Closed Hearing on Noise

The sessions were closed because of a city lawsuit against LAX concerning airport noise. The suit was later dropped. But Siadek said this week that the city is preparing new legal action to fight airport noise unrelated to MGM Grand Aviation. And Planning Director Lynn Harris said city officials will ask airport commissioners to delay MGM service out of Imperial because of what she called an "inadequate" environmental impact study done by the airline. MGM Grand Aviation had a five-year lease at Imperial approved by the airport board in April.

Siadek said Jacobson and other political opponents are whipping up a furor as the start of a campaign to unseat him in council elections next spring.

"I don't feel like I've been caught at anything," Siadek said. "I'm upset that my efforts in good faith have been turned around to allege that I did something wrong."

Jacobson said Siadek has dismissed all criticism in recent months as politically motivated.

"I'm trying to act in the best interests of the city," Jacobson said. "I wish others would do the same."

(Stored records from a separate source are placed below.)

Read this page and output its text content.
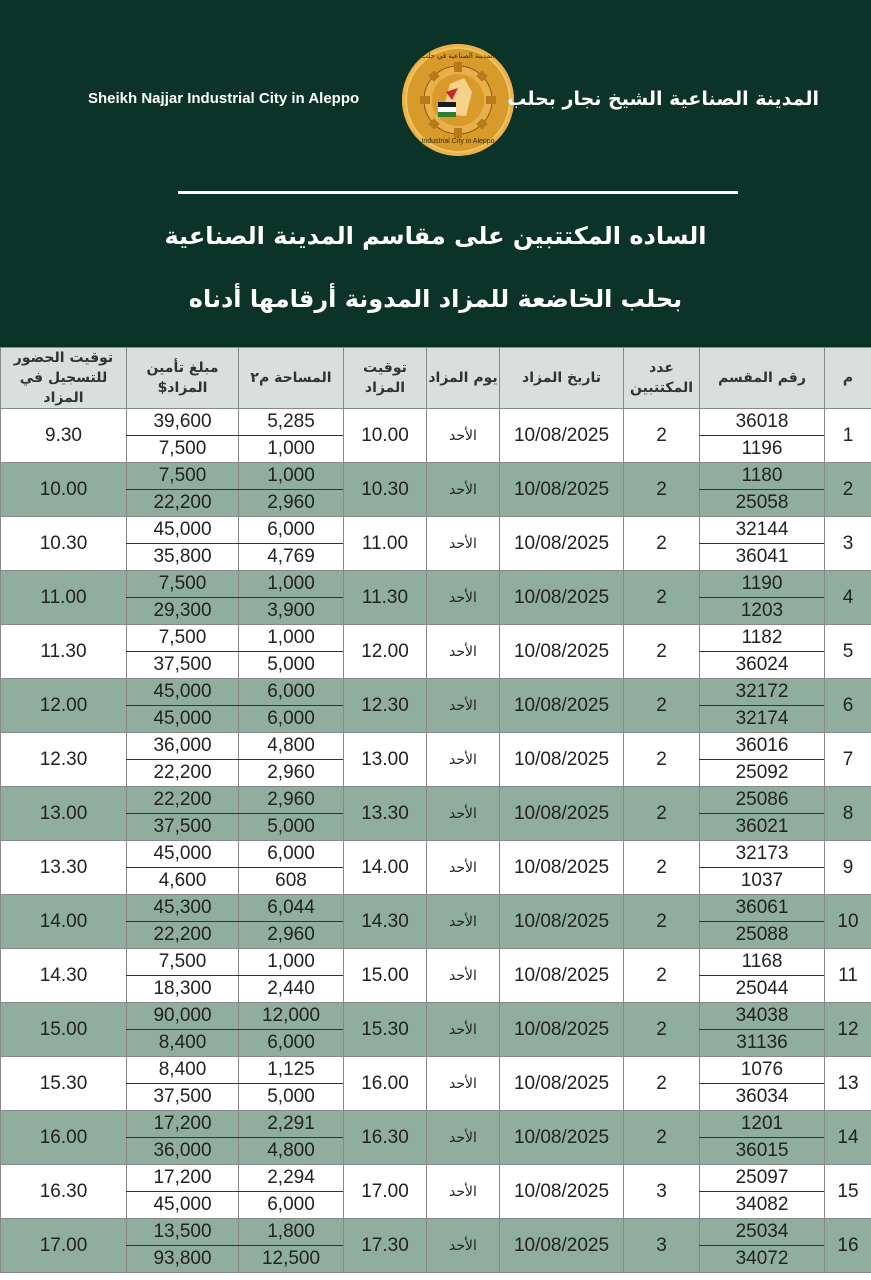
Sheikh Najjar Industrial City in Aleppo
المدينة الصناعية في حلب
Industrial City in Aleppo
المدينة الصناعية الشيخ نجار بحلب
الساده المكتتبين على مقاسم المدينة الصناعية
بحلب الخاضعة للمزاد المدونة أرقامها أدناه
م	رقم المقسم	عدد المكتتبين	تاريخ المزاد	يوم المزاد	توقيت المزاد	المساحة م٢	مبلغ تأمين المزاد$	توقيت الحضور للتسجيل في المزاد
1	36018	2	10/08/2025	الأحد	10.00	5,285	39,600	9.30
	1196					1,000	7,500	
2	1180	2	10/08/2025	الأحد	10.30	1,000	7,500	10.00
	25058					2,960	22,200	
3	32144	2	10/08/2025	الأحد	11.00	6,000	45,000	10.30
	36041					4,769	35,800	
4	1190	2	10/08/2025	الأحد	11.30	1,000	7,500	11.00
	1203					3,900	29,300	
5	1182	2	10/08/2025	الأحد	12.00	1,000	7,500	11.30
	36024					5,000	37,500	
6	32172	2	10/08/2025	الأحد	12.30	6,000	45,000	12.00
	32174					6,000	45,000	
7	36016	2	10/08/2025	الأحد	13.00	4,800	36,000	12.30
	25092					2,960	22,200	
8	25086	2	10/08/2025	الأحد	13.30	2,960	22,200	13.00
	36021					5,000	37,500	
9	32173	2	10/08/2025	الأحد	14.00	6,000	45,000	13.30
	1037					608	4,600	
10	36061	2	10/08/2025	الأحد	14.30	6,044	45,300	14.00
	25088					2,960	22,200	
11	1168	2	10/08/2025	الأحد	15.00	1,000	7,500	14.30
	25044					2,440	18,300	
12	34038	2	10/08/2025	الأحد	15.30	12,000	90,000	15.00
	31136					6,000	8,400	
13	1076	2	10/08/2025	الأحد	16.00	1,125	8,400	15.30
	36034					5,000	37,500	
14	1201	2	10/08/2025	الأحد	16.30	2,291	17,200	16.00
	36015					4,800	36,000	
15	25097	3	10/08/2025	الأحد	17.00	2,294	17,200	16.30
	34082					6,000	45,000	
16	25034	3	10/08/2025	الأحد	17.30	1,800	13,500	17.00
	34072					12,500	93,800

Siadek joined in a unanimous council vote last week opposing MGM's use of the terminal, saying that he changed his position when he realized in June that MGM and airport officials did not intend to live up to assurances that included phasing in quieter airplanes to replace noisy jets and limiting use of the terminal to MGM flights.

But Mark Nathanson, MGM Grand vice chairman, held firm this week to a statement he made at the July 28 hearing: That Siadek specifically told him before the Dec. 3 LAX commission meeting that the council had voted 3 to 2 in favor of an MGM plan that included landscaping work on Imperial Highway near the terminal and efforts to minimize aircraft noise.

"It's inconsistent when the mayor of a city gives me his word that we will be allowed use of the terminal, that the city passed a resolution, then changes his story," Nathanson said in an interview. "It's a strange development."

Said Council 'Approved'

Minutes of the LAX commissioners' meeting show that Siadek did not mention a vote on Dec. 3 but said the council "approved" the proposal.

"It's a pure case of misunderstanding," Siadek said in response to Nathanson. "I'm dismayed that communications weren't clearer. I never said there had been a resolution. My only comment to him was that he would be able to get a 3-2 vote in favor of the proposal."

Nathanson also said the MGM plan is no different today than it was when he met with Siadek late last year, and there are no immediate plans for quieter planes.

"There's no possible way there could have been any kind of misunderstanding," Nathanson said. "The airplanes had already been bought. We have not varied from our original plan for one second."

City officials said their early information on the MGM plan came almost exclusively from the mayor and they could not say whether it had changed.

Brian O'Rourke, a city resident who grilled Siadek at last week's council meeting on his dealings with MGM, said there was the appearance of "some type of agreement" between Siadek and the airline.